ISO 27001 API control evidence
What middleBrick covers
- Black-box scanning with no agents or code access
- Read-only methods only, no destructive payloads
- Covers 12 categories aligned to OWASP API Top 10 (2023)
- OpenAPI 3.x and Swagger 2.0 parsing with $ref resolution
- Authenticated scans with Bearer, API key, Basic, and Cookie
- Exportable findings for audit documentation and compliance artifacts
What ISO 27001 control evidence for APIs looks like
ISO 27001 requires demonstrated controls over information security, including access control, encryption, and monitoring. For APIs, this means evidence that authentication is validated, data exposure is limited, and operations are auditable. Teams often mistake policy documents for controls, producing checklists without runtime proof. middleBrick maps findings directly to security controls, providing artifacts you can reference during audits.
Common gaps when skipping structured API evidence collection
Without a repeatable scanning workflow, teams rely on manual testing or informal reviews, which miss inconsistent configurations and drift between releases. Common gaps include weak authentication setups, over-exposed data fields, missing encryption enforcement, and unchecked integrations that increase the attack surface. These gaps weaken audit readiness and increase the likelihood of control failures during assessments aligned with security frameworks such as PCI-DSS 4.0 and SOC 2 Type II.
A practical workflow for continuous API control evidence
Integrate scanning into design review, pre-release, and periodic reassessment stages. Start with asset inventory and versioned API definitions such as OpenAPI 3.0, 3.1, or Swagger 2.0, with recursive $ref resolution validated against runtime behavior. Run black-box scans to detect authentication misconfigurations, IDOR, data exposure, and encryption issues, then compare findings against defined security baselines. Track score trends, store signed artifacts for audits, and use automated gates in CI/CD to block merges when risk thresholds are exceeded.

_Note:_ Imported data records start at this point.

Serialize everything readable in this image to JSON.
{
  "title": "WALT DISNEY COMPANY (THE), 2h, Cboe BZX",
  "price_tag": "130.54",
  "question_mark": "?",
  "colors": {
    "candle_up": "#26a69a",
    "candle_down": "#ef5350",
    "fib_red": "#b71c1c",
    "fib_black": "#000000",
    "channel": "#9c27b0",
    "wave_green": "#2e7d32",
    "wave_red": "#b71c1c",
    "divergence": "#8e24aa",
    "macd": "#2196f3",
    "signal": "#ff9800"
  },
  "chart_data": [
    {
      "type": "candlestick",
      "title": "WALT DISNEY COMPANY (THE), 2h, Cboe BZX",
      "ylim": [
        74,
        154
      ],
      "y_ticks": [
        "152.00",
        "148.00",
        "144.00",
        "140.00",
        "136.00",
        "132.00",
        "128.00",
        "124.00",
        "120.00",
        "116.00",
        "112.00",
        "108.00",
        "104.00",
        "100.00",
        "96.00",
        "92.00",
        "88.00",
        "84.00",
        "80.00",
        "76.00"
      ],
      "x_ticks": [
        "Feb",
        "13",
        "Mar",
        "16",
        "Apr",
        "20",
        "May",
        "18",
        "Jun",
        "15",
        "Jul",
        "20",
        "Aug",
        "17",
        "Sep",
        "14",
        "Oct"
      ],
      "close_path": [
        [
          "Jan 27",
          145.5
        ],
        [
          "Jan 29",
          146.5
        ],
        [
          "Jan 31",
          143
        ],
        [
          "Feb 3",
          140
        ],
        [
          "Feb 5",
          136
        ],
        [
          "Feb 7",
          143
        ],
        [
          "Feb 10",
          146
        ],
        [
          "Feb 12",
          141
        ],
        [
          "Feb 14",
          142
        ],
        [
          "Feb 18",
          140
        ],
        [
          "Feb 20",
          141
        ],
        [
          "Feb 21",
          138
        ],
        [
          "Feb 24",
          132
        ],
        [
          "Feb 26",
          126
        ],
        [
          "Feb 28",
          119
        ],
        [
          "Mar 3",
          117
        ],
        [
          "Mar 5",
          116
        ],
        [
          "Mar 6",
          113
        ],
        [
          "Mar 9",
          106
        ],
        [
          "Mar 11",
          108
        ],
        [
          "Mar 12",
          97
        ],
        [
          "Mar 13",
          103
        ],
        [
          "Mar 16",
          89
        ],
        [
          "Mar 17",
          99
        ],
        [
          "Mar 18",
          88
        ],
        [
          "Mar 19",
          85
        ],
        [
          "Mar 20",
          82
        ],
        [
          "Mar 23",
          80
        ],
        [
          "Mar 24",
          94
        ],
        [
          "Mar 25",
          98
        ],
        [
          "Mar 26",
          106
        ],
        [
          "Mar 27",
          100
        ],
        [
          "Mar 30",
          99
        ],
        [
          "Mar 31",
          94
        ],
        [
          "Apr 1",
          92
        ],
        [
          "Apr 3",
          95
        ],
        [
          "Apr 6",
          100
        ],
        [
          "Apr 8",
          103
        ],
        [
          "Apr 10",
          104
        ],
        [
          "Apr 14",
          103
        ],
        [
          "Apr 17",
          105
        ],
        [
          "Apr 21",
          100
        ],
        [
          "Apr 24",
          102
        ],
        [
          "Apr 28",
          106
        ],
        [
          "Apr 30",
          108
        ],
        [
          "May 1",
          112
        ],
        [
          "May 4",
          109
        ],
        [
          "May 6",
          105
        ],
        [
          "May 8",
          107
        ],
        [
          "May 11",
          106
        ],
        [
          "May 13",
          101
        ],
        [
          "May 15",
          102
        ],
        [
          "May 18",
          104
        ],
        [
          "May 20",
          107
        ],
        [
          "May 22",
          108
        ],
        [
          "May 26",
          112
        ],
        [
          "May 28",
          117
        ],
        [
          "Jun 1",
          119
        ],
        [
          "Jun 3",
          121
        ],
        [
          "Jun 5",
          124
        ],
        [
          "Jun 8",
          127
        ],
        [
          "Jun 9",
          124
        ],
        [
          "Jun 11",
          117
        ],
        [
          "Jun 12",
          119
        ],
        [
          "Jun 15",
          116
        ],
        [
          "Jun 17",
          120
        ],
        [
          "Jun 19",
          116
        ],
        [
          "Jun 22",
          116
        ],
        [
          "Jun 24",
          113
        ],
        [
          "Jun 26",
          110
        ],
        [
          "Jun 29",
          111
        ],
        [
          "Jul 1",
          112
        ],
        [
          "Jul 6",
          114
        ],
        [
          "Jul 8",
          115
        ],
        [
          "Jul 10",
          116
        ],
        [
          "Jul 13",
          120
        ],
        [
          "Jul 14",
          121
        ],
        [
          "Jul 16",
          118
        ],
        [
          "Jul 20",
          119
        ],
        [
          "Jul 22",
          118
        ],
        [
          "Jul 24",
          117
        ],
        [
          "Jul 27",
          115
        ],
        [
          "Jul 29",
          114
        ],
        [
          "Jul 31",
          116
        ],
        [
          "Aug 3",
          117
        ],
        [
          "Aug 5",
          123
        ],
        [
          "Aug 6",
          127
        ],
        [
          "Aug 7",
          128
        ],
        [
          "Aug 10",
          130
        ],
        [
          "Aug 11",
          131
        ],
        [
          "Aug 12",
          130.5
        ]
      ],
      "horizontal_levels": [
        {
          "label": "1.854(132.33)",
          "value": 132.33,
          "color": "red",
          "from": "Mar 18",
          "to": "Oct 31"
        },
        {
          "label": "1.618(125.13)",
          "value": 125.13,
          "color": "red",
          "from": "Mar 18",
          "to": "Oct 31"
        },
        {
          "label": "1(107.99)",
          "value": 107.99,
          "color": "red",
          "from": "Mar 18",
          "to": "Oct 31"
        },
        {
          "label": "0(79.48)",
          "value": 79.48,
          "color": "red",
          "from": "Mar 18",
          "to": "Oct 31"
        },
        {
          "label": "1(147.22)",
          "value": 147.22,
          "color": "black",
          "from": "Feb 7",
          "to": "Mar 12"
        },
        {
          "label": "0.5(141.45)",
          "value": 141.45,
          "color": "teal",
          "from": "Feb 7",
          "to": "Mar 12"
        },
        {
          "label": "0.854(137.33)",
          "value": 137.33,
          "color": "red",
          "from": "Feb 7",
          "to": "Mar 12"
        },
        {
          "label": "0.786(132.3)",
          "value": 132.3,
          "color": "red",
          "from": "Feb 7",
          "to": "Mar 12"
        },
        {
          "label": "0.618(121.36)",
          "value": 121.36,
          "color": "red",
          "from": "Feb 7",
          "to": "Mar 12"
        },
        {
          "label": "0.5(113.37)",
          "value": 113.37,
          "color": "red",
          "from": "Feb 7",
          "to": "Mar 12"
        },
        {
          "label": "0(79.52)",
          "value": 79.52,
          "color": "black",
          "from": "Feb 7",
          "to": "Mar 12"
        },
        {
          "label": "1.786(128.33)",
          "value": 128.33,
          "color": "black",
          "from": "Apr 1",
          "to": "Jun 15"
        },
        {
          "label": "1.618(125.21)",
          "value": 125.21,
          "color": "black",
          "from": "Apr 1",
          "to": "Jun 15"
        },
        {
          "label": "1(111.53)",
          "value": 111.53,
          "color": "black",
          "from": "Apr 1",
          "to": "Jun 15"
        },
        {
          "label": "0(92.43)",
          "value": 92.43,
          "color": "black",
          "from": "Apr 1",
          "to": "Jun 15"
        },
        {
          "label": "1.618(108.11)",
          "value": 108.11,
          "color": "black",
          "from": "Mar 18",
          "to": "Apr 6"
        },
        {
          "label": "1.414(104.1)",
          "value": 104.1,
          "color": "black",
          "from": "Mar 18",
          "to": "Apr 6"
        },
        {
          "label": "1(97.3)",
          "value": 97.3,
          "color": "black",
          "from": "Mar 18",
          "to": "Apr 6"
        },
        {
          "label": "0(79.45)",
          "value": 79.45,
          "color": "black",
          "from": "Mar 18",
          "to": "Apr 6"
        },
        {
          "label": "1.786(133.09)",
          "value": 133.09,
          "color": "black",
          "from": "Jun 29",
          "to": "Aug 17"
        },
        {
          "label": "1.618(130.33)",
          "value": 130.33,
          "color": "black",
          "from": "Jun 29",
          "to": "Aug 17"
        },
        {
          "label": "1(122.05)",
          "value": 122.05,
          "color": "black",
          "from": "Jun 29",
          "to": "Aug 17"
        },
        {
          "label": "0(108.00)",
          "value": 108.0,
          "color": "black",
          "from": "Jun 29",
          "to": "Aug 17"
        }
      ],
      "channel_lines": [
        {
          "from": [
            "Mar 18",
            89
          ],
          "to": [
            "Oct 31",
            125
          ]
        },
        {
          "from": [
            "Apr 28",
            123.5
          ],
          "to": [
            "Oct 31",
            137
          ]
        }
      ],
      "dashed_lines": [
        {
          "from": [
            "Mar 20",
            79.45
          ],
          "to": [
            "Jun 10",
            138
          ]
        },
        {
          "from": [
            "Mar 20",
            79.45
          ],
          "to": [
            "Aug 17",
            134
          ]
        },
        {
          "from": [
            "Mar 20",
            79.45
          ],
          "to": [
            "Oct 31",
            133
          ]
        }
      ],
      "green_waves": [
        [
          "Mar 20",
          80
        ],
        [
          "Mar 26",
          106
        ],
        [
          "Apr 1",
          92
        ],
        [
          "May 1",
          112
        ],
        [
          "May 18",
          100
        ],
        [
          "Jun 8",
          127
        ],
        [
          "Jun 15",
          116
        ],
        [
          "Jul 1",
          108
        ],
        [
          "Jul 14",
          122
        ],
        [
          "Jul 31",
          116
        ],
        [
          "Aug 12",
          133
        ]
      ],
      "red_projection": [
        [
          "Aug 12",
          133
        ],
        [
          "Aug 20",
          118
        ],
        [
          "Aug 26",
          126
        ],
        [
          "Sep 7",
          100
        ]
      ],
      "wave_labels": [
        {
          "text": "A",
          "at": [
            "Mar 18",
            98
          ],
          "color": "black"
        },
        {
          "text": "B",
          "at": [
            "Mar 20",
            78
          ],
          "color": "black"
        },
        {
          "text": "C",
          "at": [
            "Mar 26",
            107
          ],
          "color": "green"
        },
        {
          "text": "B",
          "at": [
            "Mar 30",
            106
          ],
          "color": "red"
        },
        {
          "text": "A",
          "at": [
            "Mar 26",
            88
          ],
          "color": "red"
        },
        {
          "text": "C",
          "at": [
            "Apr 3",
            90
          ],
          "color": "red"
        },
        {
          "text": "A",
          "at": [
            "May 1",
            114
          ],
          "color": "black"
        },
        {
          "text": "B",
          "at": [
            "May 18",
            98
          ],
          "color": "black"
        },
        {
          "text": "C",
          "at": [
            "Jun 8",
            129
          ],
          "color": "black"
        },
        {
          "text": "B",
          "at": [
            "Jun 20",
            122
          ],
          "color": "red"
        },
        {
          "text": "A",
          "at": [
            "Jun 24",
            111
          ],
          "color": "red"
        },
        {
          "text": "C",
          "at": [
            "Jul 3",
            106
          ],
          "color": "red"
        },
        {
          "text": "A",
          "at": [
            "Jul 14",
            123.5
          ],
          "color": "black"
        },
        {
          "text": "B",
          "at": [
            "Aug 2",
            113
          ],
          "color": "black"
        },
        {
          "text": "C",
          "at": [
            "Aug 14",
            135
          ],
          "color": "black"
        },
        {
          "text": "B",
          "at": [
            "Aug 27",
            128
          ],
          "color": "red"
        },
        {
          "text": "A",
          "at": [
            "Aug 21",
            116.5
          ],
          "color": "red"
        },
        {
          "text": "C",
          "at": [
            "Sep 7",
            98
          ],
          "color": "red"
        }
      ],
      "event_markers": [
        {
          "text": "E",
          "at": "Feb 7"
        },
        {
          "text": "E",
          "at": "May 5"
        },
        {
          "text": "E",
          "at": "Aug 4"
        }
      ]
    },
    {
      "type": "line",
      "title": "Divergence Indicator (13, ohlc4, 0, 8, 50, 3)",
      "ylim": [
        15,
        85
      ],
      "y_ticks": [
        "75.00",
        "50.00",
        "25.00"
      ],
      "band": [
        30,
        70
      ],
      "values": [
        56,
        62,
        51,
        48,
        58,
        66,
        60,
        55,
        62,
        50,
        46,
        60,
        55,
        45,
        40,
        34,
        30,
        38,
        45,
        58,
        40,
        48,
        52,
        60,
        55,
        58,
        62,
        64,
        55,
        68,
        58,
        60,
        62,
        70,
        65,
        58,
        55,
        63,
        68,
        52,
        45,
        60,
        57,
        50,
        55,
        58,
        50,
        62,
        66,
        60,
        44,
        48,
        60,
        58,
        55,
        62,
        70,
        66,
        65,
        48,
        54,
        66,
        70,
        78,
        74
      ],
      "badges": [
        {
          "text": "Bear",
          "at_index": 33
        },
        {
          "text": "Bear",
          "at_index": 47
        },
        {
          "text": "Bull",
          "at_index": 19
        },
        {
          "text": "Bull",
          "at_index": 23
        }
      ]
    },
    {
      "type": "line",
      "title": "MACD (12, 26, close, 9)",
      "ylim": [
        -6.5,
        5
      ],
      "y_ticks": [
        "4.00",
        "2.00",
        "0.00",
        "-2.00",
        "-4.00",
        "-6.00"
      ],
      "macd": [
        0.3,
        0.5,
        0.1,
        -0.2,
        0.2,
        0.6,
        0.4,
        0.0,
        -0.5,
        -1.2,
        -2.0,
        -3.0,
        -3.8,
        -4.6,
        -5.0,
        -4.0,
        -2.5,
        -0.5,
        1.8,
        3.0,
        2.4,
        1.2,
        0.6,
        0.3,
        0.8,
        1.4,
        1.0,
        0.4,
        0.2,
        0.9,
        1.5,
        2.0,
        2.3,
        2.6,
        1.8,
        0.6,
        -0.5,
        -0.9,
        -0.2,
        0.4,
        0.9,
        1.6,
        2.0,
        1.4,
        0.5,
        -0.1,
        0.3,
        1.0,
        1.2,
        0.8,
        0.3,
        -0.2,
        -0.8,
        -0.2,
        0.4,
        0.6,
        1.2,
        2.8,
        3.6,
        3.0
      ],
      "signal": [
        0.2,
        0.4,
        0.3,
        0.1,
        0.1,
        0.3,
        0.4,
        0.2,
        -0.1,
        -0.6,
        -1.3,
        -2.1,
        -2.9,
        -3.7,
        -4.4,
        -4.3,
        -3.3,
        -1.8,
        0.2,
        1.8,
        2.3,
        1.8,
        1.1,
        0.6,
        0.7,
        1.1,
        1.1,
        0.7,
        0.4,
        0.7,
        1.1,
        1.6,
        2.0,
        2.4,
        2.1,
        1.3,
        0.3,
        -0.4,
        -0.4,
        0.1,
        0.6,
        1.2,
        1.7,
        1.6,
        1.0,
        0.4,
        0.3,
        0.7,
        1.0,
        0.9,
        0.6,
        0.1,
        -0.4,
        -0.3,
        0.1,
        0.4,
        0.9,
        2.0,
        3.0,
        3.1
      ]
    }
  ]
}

middlebrick scan https://api.example.com/openapi.json --output jsonAuthenticated scans with Bearer, API key, Basic auth, or Cookie can be enabled for environments behind access controls, provided domain verification is completed. Restrict forwarded headers to Authorization, X-API-Key, Cookie, and X-Custom-* to limit credential exposure.
What middleBrick covers out of the box for ISO 27001 evidence
The scanner operates as a read-only black-box tool, submitting GET and HEAD requests plus text-only POST for LLM probes. It detects issues across 12 categories aligned to OWASP API Top 10 (2023) that support audit evidence for common ISO 27001 controls. Out-of-scope methods and destructive payloads are never used. Private IPs, localhost, and cloud metadata endpoints are blocked at multiple layers. Customer data can be deleted on demand and is never used for model training.
- Authentication and session management, including JWT misconfigurations and security headers
- Broken Object Level Authorization and excessive property exposure
- Input validation, CORS misconfigurations, and dangerous HTTP methods
- Rate limiting, oversized responses, and error leakage
- Data exposure indicators such as PII patterns and API key formats
- Encryption enforcement, HSTS, and cookie attributes
Limitations and responsible use of scanning results
middleBrick is a scanning tool and does not fix, patch, or remediate findings. It does not perform active SQL injection or command injection testing, detect business logic flaws, or provide blind SSRF validation. It surfaces findings relevant to security frameworks and helps you prepare for audits, but it cannot certify compliance or replace human review for high-stakes assessments. Use the output as evidence to guide remediation and to inform risk-based decisions.